The updated 1-year results from the ANSWER trial demonstrate aneurysm stability and an acceptable safety profile for aneurysms treated at the basilar apex and carotid terminus. Prospective data from a larger set of aneurysms treated at other locations are required to assess how treatment with PulseRider compares with alternatives for treating wide-neck bifurcation aneurysms.
在一项前瞻性试验——辅助治疗宽颈、分叉部位基底动脉和颈内动脉末端动脉瘤的神经血管支持试验(Adjunctive Neurovascular Support of Wide-Neck Aneurysm Embolization and Reconstruction,ANSWER)中,研究了 PulseRider 治疗宽颈、分叉部位基底动脉和颈内动脉末端动脉瘤的安全性和有效性,该试验报告了最初 6 个月的血管造影和临床结果。

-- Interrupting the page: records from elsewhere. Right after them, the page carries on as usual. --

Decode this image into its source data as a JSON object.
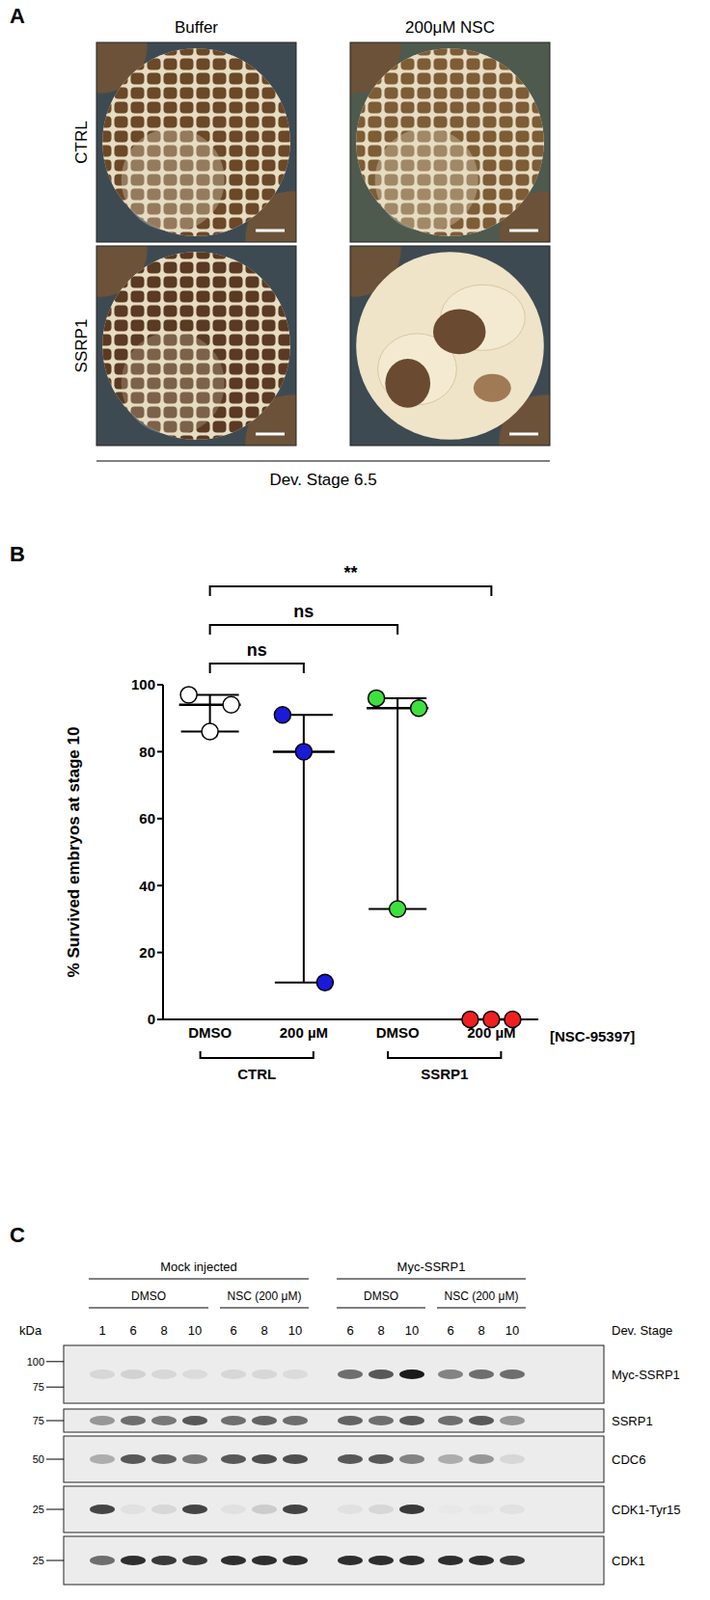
{
  "panel_a": {
    "letter": "A",
    "columns": [
      "Buffer",
      "200μM NSC"
    ],
    "rows": [
      "CTRL",
      "SSRP1"
    ],
    "caption": "Dev. Stage 6.5"
  },
  "chart_data": {
    "letter": "B",
    "type": "scatter",
    "ylabel": "% Survived embryos at stage 10",
    "categories": [
      "DMSO",
      "200 µM",
      "DMSO",
      "200 µM"
    ],
    "values": [
      [
        97,
        86,
        94
      ],
      [
        91,
        80,
        11
      ],
      [
        96,
        33,
        93
      ],
      [
        0,
        0,
        0
      ]
    ],
    "colors": [
      "#ffffff",
      "#1a1ad8",
      "#3ee03e",
      "#ee2020"
    ],
    "groups": [
      {
        "label": "CTRL",
        "from": 0,
        "to": 1
      },
      {
        "label": "SSRP1",
        "from": 2,
        "to": 3
      }
    ],
    "x_axis_label": "[NSC-95397]",
    "comparisons": [
      {
        "from": 0,
        "to": 1,
        "label": "ns"
      },
      {
        "from": 0,
        "to": 2,
        "label": "ns"
      },
      {
        "from": 0,
        "to": 3,
        "label": "**"
      }
    ],
    "ylim": [
      0,
      100
    ],
    "yticks": [
      0,
      20,
      40,
      60,
      80,
      100
    ],
    "grid": false
  },
  "panel_c": {
    "letter": "C",
    "kda_label": "kDa",
    "stage_label": "Dev. Stage",
    "groups": [
      {
        "label": "Mock injected",
        "conditions": [
          {
            "label": "DMSO",
            "stages": [
              1,
              6,
              8,
              10
            ]
          },
          {
            "label": "NSC (200 μM)",
            "stages": [
              6,
              8,
              10
            ]
          }
        ]
      },
      {
        "label": "Myc-SSRP1",
        "conditions": [
          {
            "label": "DMSO",
            "stages": [
              6,
              8,
              10
            ]
          },
          {
            "label": "NSC (200 μM)",
            "stages": [
              6,
              8,
              10
            ]
          }
        ]
      }
    ],
    "rows": [
      {
        "label": "Myc-SSRP1",
        "markers": [
          100,
          75
        ],
        "band_intensity": [
          0.1,
          0.12,
          0.1,
          0.08,
          0.1,
          0.1,
          0.08,
          0.6,
          0.7,
          1.0,
          0.5,
          0.6,
          0.6
        ]
      },
      {
        "label": "SSRP1",
        "markers": [
          75
        ],
        "band_intensity": [
          0.4,
          0.6,
          0.55,
          0.7,
          0.6,
          0.65,
          0.6,
          0.65,
          0.6,
          0.7,
          0.6,
          0.7,
          0.4
        ]
      },
      {
        "label": "CDC6",
        "markers": [
          50
        ],
        "band_intensity": [
          0.3,
          0.7,
          0.65,
          0.55,
          0.7,
          0.75,
          0.75,
          0.7,
          0.7,
          0.5,
          0.3,
          0.4,
          0.1
        ]
      },
      {
        "label": "CDK1-Tyr15",
        "markers": [
          25
        ],
        "band_intensity": [
          0.8,
          0.05,
          0.1,
          0.8,
          0.05,
          0.15,
          0.8,
          0.05,
          0.1,
          0.85,
          0.02,
          0.02,
          0.05
        ]
      },
      {
        "label": "CDK1",
        "markers": [
          25
        ],
        "band_intensity": [
          0.6,
          0.9,
          0.85,
          0.85,
          0.9,
          0.9,
          0.9,
          0.9,
          0.9,
          0.9,
          0.9,
          0.9,
          0.85
        ]
      }
    ]
  }
}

本报告提供了 12 个月数据的长期耐久性和安全性的深入了解。
对纳入试验的采用 PulseRider 治疗的动脉瘤进行前瞻性研究。本研究纳入了更新的 12 个月临床和影像学终点数据。
共纳入 34 例患者(29 例女性,5 例男性),平均年龄 60.9 岁。平均动脉瘤高度为 2.4 至 15.9mm,平均瘤颈大小为 5.2mm(范围为 2.3 至 11.6mm)。1 年后,未发生器械移位或支架内症状性狭窄。治疗时,Raymond-Roy I 级闭塞率为 53%,分别在 6 个月和 12 个月时进展至 61%和 67%。充分闭塞(Raymond-Roy I/II 级)在 6 个月时从 88%进展至 12 个月时的 90%。未观察到再通。有 1 例迟发性缺血事件。90%的患者获得了良好的转归(mRS 0-2)。
ANSWER 试验的更新 1 年结果表明,PulseRider 治疗基底动脉顶点和颈内动脉末端动脉瘤的稳定性和安全性良好。需要更大样本量的其他部位动脉瘤的前瞻性数据,以评估 PulseRider 治疗宽颈分叉部位动脉瘤与其他治疗方法的疗效。